Imagino demais, vejo imagens o tempo todo. Ás vezes é até demais pra mim, meus olhos se cansam e sinto sono o tempo todo. Logo me pego sonhando e acordo cansada novamente e sigo assim o dia inteiro. Tenho dias mais fortes, meus olhos sempre mudam o contraste. As cores ficam mais vivas, até parecem mais reais. Nos dias cinza eu nunca mexo, gosto da falta de cor, eles são meio raros, tão diferente do que sempre vejo. Dão um ar de coração ferido, como aqueles amores que não podemos viver e então deixamos pra depois, mesmo que ele nunca chegue.
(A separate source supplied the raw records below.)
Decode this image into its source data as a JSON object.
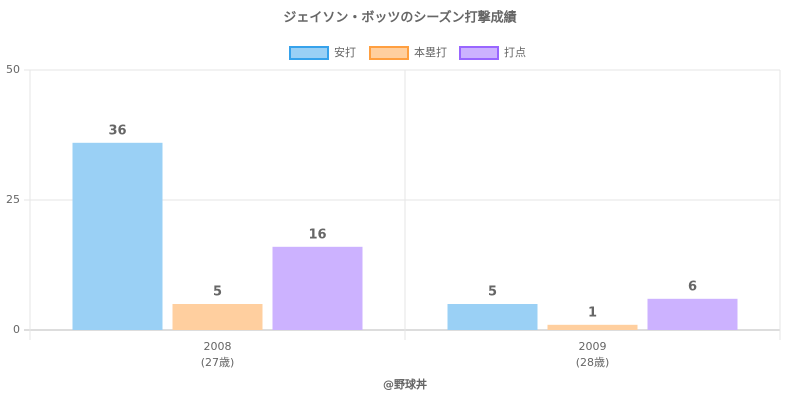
{
  "chart_data": {
    "type": "bar",
    "title": "ジェイソン・ボッツのシーズン打撃成績",
    "categories": [
      "2008",
      "2009"
    ],
    "category_sublabels": [
      "(27歳)",
      "(28歳)"
    ],
    "series": [
      {
        "name": "安打",
        "color": "#9ad0f5",
        "border": "#36a2eb",
        "values": [
          36,
          5
        ]
      },
      {
        "name": "本塁打",
        "color": "#ffcf9f",
        "border": "#ff9f40",
        "values": [
          5,
          1
        ]
      },
      {
        "name": "打点",
        "color": "#ccb2ff",
        "border": "#9966ff",
        "values": [
          16,
          6
        ]
      }
    ],
    "ylim": [
      0,
      50
    ],
    "yticks": [
      0,
      25,
      50
    ],
    "grid": true,
    "legend": "top",
    "footer": "@野球丼"
  }
}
Só me sinto viva depois de três horas que abri os olhos. Não consigo achar o ânimo, logo me irrito com a claridade nos olhos, arde. Me distraio com o barulho lá fora e então de repente ele aparece depois de escutar o 3° refrão das músicas que escuto. Tem dias que penso em fugir, pra onde nem sei, talvez voltar pro lugar que me jogou aqui, sem bula, sem instruções. Esse lugar que exige de mim todos os dias adaptação a isso tudo. E como se isso já não bastasse,  pede que eu fique de boca calada com toda essa diferença de sinto.
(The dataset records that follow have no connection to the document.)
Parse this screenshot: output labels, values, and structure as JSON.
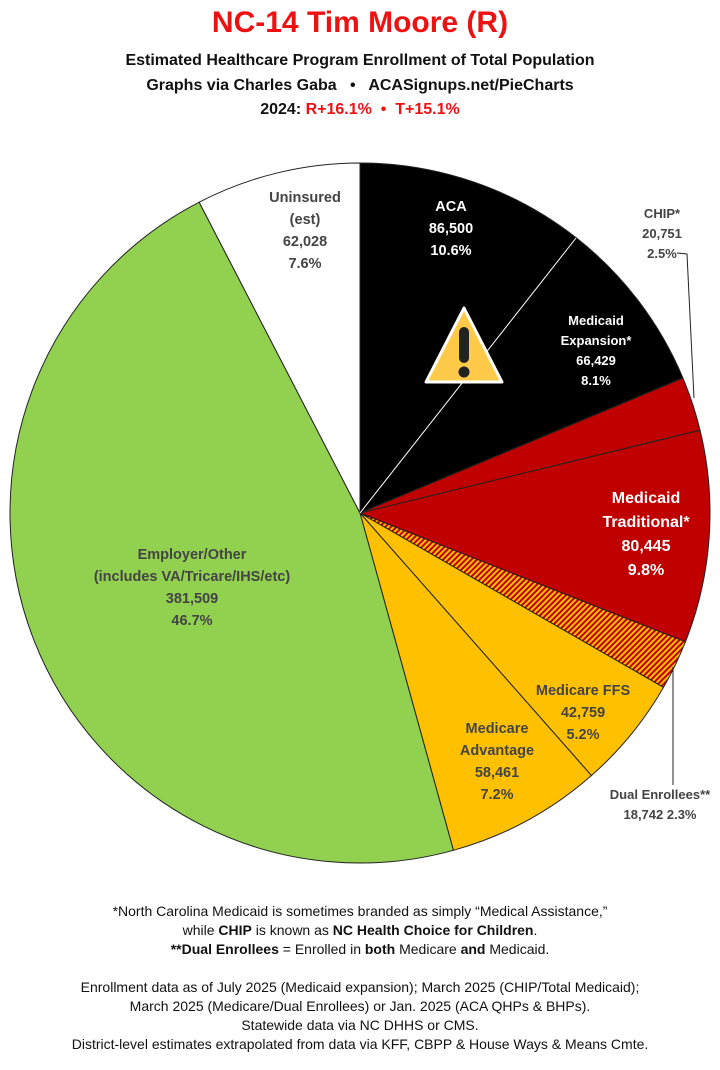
{
  "header": {
    "title": "NC-14 Tim Moore (R)",
    "subtitle": "Estimated Healthcare Program Enrollment of Total Population",
    "credit": "Graphs via Charles Gaba   •   ACASignups.net/PieCharts",
    "margin_prefix": "2024: ",
    "margin_values": "R+16.1%  •  T+15.1%"
  },
  "chart_data": {
    "type": "pie",
    "start": "top, clockwise",
    "slices": [
      {
        "label": "ACA",
        "value": 86500,
        "percent": 10.6,
        "value_text": "86,500",
        "percent_text": "10.6%",
        "color": "#000000"
      },
      {
        "label": "Medicaid Expansion*",
        "value": 66429,
        "percent": 8.1,
        "value_text": "66,429",
        "percent_text": "8.1%",
        "color": "#000000"
      },
      {
        "label": "CHIP*",
        "value": 20751,
        "percent": 2.5,
        "value_text": "20,751",
        "percent_text": "2.5%",
        "color": "#c00000"
      },
      {
        "label": "Medicaid Traditional*",
        "value": 80445,
        "percent": 9.8,
        "value_text": "80,445",
        "percent_text": "9.8%",
        "color": "#c00000"
      },
      {
        "label": "Dual Enrollees**",
        "value": 18742,
        "percent": 2.3,
        "value_text": "18,742",
        "percent_text": "2.3%",
        "color": "hatched #c00000/#ffc000"
      },
      {
        "label": "Medicare FFS",
        "value": 42759,
        "percent": 5.2,
        "value_text": "42,759",
        "percent_text": "5.2%",
        "color": "#ffc000"
      },
      {
        "label": "Medicare Advantage",
        "value": 58461,
        "percent": 7.2,
        "value_text": "58,461",
        "percent_text": "7.2%",
        "color": "#ffc000"
      },
      {
        "label": "Employer/Other (includes VA/Tricare/IHS/etc)",
        "value": 381509,
        "percent": 46.7,
        "value_text": "381,509",
        "percent_text": "46.7%",
        "color": "#92d050"
      },
      {
        "label": "Uninsured (est)",
        "value": 62028,
        "percent": 7.6,
        "value_text": "62,028",
        "percent_text": "7.6%",
        "color": "#ffffff"
      }
    ],
    "annotation_icon": "warning-triangle-icon"
  },
  "labels": {
    "aca": "ACA",
    "medexp_1": "Medicaid",
    "medexp_2": "Expansion*",
    "chip": "CHIP*",
    "medtrad_1": "Medicaid",
    "medtrad_2": "Traditional*",
    "dual": "Dual Enrollees**",
    "dual_vals": "18,742 2.3%",
    "ffs": "Medicare FFS",
    "ma_1": "Medicare",
    "ma_2": "Advantage",
    "emp_1": "Employer/Other",
    "emp_2": "(includes VA/Tricare/IHS/etc)",
    "unins_1": "Uninsured",
    "unins_2": "(est)"
  },
  "footnotes": {
    "n1": "*North Carolina Medicaid is sometimes branded as simply “Medical Assistance,”",
    "n2a": "while ",
    "n2b": "CHIP",
    "n2c": " is known as ",
    "n2d": "NC Health Choice for Children",
    "n2e": ".",
    "n3a": "**Dual Enrollees",
    "n3b": " = Enrolled in ",
    "n3c": "both",
    "n3d": " Medicare ",
    "n3e": "and",
    "n3f": " Medicaid.",
    "s1": "Enrollment data as of July 2025 (Medicaid expansion); March 2025 (CHIP/Total Medicaid);",
    "s2": "March 2025 (Medicare/Dual Enrollees) or Jan. 2025 (ACA QHPs & BHPs).",
    "s3": "Statewide data via NC DHHS or CMS.",
    "s4": "District-level estimates extrapolated from data via KFF, CBPP & House Ways & Means Cmte."
  }
}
Sinto tanto aqui dentro de mim que nem consigo me expressar. Tenho tanta coisa pra dizer que não sai. Não sei se exijo da minha visão ou se sou assim mesmo, todos os pontos e ângulos, talvez 5 pessoas juntas,  uma em cada ponta conseguiriam descrever o que vejo. Mas ainda consigo dormir em paz. Acordo depois do almoço pra comer uma torrada, só pra lembrar que não tenho obrigações. Olho todas essas coisas que eu jamais vou conhecer. Imagino pessoas do meu lado e encho os olhos de lágrima por sentir demais. Sentir saudade, sentir medo. Medo de apego demais, de não saber me imaginar caminhando sozinha como sempre faço antes de dormir. Medo de acostumar a viver desse jeito.
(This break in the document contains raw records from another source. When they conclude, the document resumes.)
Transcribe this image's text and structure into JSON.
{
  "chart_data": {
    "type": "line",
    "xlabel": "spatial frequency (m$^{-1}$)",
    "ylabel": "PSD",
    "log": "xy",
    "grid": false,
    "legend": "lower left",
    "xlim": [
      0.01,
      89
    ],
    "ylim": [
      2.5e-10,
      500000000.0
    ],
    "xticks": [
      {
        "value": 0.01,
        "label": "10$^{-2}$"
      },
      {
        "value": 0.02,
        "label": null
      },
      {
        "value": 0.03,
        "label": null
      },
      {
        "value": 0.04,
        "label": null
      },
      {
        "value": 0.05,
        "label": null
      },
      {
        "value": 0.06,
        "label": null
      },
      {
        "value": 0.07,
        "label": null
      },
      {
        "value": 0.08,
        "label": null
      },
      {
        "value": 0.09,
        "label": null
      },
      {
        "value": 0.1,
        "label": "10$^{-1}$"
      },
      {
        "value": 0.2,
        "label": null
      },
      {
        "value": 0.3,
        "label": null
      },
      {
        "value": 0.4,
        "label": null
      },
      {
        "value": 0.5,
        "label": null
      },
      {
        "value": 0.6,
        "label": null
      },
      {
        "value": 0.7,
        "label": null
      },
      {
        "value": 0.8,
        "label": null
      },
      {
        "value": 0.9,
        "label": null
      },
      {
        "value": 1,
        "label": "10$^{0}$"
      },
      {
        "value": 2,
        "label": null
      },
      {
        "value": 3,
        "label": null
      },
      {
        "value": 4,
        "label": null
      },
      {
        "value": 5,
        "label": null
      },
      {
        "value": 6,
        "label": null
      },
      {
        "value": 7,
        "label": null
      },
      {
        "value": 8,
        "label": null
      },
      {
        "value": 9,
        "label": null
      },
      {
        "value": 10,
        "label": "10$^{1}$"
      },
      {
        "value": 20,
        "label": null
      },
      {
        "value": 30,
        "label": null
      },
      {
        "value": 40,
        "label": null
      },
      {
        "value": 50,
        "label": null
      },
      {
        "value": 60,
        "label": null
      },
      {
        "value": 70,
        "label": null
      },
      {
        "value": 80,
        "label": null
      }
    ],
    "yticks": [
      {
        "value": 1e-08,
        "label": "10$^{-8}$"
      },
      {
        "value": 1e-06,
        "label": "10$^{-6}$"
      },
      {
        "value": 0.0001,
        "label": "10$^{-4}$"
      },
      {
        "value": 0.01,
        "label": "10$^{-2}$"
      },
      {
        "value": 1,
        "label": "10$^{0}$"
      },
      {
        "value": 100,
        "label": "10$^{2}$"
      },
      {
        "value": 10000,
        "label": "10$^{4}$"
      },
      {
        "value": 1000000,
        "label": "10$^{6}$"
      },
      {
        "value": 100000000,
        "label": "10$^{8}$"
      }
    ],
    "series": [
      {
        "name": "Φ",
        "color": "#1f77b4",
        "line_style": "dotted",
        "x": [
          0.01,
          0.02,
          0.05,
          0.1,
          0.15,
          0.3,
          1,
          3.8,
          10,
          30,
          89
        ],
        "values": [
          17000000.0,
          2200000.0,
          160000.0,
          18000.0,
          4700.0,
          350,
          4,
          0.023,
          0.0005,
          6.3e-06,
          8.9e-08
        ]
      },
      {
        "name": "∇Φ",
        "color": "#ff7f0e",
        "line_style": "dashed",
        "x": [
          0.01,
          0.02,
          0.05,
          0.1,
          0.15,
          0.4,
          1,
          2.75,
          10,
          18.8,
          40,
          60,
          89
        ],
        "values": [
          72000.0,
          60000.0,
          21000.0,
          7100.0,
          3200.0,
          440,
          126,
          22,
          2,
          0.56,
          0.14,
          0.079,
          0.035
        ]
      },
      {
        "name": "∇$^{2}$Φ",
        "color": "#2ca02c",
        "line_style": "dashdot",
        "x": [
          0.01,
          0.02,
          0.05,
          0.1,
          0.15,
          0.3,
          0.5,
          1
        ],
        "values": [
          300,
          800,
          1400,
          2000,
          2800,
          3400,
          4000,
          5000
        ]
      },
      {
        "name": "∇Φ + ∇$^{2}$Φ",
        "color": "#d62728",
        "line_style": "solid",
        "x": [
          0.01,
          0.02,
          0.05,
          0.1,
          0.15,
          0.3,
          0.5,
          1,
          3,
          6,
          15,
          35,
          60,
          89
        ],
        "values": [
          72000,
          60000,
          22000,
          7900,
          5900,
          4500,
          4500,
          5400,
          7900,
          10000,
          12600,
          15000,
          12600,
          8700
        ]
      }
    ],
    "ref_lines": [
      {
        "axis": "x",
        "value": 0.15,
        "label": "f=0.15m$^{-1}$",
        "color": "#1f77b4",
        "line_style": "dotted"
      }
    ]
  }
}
Aprendi a apreciar algumas coisas. Notei semelhança entre o vento e as pessoas. Ambos querem ser livres, na madrugada são mais frias que o normal, adoram beijar faces, descabelar e cada um segue o seu caminho levando a poeira. Consideração foi o sentimento mais real e justo que consegui achar. Amor confunde. Paixão ilude. Respeito muitas vezes é obrigação. Carinho acaba. Vontade passa. Considerar é a forma mais justa de lembrar de alguém sem ser apontada na rua depois. Mas aqui as pessoas não fazem bom uso, aqui todo mundo é exagerado ou sente de menos. Também gosto de ser clara, mas isso é sempre visto como grosseria ou falta de sentimento. Por isso as vezes troco a clareza pela discrição, gosto de como as coisas andam sem o conhecimento de alguns. Sem a opinião de vários. Gosto de como o sentimento é demonstrado, quase invisível se escondendo atrás das costas. Acho até que ela é a nossa sombra.


Dias atrás acordei cedo e caminhei em três dias por um mês. Tive sensações estranhas. Necessidades. Vontade de voltar pra casa, dar abraços e dizer que aqui é e não é o meu lugar. Voltei, olhei meu quarto mais um vez e depois imaginei um futuro bom por algumas horas. Dormi e acordei depois de 12 horas sem obrigação nenhuma, sem fome, sem medo de perder a hora. Com vontade de fugir, aquela vontade parecida com a de não ter nascido.

Naiana Cescon Lemes

quinta-feira, 12 de agosto de 2010

prometo te sentir.



Ontem me deram um amor. Esses que se pendura no chaveiro e leva pra onde for. Que se pode devolver se quiser. Esses de coração. Esses que vem com símbolos e com sentimento. Esse amor que pode se despedaçar com o tempo, mas se for bem cuidado o máximo que pode acontecer é ter algumas ferrugem no final da vida, como a velhice.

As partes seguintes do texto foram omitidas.